In the sixties Hammer resurrected and re-resurrected not only the creation of Frankenstein, but the vampire and werewolf as well. This, however, was also the time, when critics were beginning to take the movies seriously.
Consequently, they had to grow up, producing “realistic” horror like THE EXORCIST. Finally, when the interest for these blockbusters waned, the genre was dead, leaving only kiddie shows like STAR WARS and HARRY POTTER and torture porn.
This, of course, is the main reason why this film history goes no further than 1979 – another being that this is all that would fit into a single-volume handbook. Finally, most readers will probably already be familiar with most of the instalments of FRIDAY THE 13TH.
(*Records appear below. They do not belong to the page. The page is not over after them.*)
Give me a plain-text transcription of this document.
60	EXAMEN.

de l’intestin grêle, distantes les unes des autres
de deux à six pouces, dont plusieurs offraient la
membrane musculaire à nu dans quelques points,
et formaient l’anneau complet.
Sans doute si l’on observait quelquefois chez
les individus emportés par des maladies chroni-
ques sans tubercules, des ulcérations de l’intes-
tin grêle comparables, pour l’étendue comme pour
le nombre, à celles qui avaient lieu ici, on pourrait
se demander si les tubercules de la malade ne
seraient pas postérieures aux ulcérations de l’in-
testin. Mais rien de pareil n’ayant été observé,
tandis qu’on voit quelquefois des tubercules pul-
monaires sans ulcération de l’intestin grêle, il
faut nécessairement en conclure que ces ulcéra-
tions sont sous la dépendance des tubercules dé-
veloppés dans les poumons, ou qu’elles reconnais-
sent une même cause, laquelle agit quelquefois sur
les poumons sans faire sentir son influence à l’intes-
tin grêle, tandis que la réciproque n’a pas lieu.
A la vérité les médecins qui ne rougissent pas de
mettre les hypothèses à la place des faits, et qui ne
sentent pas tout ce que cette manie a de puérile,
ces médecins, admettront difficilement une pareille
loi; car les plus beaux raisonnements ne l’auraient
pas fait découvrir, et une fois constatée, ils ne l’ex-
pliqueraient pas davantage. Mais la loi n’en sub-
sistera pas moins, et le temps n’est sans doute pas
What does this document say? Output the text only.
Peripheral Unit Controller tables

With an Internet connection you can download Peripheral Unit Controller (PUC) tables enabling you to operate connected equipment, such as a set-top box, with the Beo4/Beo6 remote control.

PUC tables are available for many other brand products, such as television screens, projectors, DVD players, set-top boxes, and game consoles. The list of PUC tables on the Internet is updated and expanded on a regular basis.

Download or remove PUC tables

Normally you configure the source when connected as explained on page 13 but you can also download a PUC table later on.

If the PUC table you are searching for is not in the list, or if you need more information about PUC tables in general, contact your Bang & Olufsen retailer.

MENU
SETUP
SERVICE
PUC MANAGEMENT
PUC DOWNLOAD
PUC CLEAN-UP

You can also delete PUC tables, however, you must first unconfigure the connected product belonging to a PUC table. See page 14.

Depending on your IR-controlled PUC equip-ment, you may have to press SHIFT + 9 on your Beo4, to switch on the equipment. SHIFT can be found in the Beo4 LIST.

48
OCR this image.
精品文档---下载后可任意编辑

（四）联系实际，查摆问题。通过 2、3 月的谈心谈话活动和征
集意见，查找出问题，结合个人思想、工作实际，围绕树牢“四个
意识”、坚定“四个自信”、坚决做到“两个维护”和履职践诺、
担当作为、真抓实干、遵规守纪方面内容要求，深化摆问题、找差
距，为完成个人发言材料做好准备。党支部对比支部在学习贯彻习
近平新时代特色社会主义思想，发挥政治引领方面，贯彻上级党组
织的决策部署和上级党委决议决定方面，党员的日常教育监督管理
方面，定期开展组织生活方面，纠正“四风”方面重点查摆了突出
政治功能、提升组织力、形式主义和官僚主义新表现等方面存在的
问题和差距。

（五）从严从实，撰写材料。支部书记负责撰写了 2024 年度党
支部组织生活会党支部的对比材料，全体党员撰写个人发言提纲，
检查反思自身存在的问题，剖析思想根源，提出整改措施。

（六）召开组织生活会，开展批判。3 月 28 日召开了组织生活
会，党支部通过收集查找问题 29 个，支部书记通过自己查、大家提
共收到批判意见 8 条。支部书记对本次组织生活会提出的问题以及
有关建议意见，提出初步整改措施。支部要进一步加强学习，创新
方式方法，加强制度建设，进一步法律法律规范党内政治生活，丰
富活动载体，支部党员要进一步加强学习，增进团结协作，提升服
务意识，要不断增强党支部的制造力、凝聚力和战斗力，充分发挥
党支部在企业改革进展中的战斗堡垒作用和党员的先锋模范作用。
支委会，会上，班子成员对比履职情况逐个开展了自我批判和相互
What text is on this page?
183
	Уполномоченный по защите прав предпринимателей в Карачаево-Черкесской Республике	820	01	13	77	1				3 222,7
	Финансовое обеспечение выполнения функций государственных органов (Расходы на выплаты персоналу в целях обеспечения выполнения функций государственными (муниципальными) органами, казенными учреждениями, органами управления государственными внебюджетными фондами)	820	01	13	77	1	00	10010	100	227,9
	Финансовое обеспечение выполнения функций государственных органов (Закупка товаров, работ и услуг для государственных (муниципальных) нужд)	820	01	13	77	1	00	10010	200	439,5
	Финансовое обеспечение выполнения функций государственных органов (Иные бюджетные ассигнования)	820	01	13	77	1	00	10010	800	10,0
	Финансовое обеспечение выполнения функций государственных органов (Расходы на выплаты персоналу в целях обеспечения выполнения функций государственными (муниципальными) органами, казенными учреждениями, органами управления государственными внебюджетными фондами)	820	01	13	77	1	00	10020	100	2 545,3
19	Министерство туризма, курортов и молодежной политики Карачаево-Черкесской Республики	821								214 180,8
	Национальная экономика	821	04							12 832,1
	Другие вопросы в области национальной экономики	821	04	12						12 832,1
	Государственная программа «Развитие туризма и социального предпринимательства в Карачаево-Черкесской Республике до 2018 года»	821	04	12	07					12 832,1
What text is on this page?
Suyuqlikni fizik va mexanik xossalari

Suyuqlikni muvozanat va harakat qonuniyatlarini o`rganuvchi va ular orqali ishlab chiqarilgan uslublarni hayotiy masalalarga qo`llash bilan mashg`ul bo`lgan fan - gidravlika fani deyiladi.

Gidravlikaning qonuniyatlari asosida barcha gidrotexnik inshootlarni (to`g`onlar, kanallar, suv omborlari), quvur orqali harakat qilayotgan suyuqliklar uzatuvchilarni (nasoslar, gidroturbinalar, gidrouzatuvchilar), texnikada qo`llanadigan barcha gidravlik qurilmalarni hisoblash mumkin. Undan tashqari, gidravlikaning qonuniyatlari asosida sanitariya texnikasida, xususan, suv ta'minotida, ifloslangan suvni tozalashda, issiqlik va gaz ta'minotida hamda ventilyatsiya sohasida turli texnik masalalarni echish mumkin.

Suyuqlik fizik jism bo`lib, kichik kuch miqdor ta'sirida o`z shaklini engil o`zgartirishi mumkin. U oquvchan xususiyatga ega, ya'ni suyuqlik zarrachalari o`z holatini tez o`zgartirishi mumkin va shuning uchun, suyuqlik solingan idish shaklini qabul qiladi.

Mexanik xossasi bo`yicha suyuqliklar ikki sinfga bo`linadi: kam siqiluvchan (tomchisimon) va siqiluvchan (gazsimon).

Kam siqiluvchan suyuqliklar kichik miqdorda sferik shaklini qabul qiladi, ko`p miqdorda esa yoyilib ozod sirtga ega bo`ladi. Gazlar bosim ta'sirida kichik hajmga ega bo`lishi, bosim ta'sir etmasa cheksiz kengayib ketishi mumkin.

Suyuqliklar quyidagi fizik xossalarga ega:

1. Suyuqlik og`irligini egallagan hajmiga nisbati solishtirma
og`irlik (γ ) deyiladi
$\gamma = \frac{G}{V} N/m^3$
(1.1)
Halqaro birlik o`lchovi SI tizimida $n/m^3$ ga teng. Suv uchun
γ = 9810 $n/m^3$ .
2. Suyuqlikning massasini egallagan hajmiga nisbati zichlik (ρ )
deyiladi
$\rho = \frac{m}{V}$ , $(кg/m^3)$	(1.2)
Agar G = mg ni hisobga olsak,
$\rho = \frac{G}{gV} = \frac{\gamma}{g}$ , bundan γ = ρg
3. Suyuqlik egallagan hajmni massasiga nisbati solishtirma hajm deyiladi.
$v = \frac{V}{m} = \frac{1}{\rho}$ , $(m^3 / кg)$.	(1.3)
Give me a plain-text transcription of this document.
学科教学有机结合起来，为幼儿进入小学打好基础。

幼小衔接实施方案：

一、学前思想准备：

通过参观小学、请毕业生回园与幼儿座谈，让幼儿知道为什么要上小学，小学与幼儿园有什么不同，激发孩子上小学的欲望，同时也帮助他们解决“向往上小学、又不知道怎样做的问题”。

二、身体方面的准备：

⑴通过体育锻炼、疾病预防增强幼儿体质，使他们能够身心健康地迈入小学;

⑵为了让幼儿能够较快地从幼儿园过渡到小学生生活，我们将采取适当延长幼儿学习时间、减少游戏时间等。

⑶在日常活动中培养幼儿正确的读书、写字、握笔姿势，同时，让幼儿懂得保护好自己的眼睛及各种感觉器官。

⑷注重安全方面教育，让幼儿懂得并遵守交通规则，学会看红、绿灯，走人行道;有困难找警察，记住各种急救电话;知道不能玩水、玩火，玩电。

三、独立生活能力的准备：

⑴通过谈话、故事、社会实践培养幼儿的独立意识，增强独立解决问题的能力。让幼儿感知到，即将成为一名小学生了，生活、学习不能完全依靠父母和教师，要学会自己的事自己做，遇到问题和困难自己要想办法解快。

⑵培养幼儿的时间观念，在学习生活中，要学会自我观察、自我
There are, I hope, at least two ways, in which this book will be useful to the reader. He may read it from cover to cover as a comprehensive history of these genres, or he may use it as a guide.
Not more than a decade ago, you would only be familiar with most of these movies, if you had seen them at their release. Now, however, virtually all of them can be found on DVD (or downloaded from the Internet, if you should contemplate a life of crime).
Looking these often cryptic titles up in the extensive index and reading about them in the book should at least give you an idea of which ones might be worth your trouble or money, even if you don’t necessarily share the opinion of the author. So why bother?
If “dreams are the royal road to the unconscious” as claimed by the psychoanalysts, these are the collective dreams of our culture – dreams of a physical reality, which now seems “supernatural”, fanciful and frightening, a mysterious past projected into a future, where such things may again be part of human experience. Mainstream art having once more reverted to aping a dismal “reality”, there is currently no better way to spend your evenings.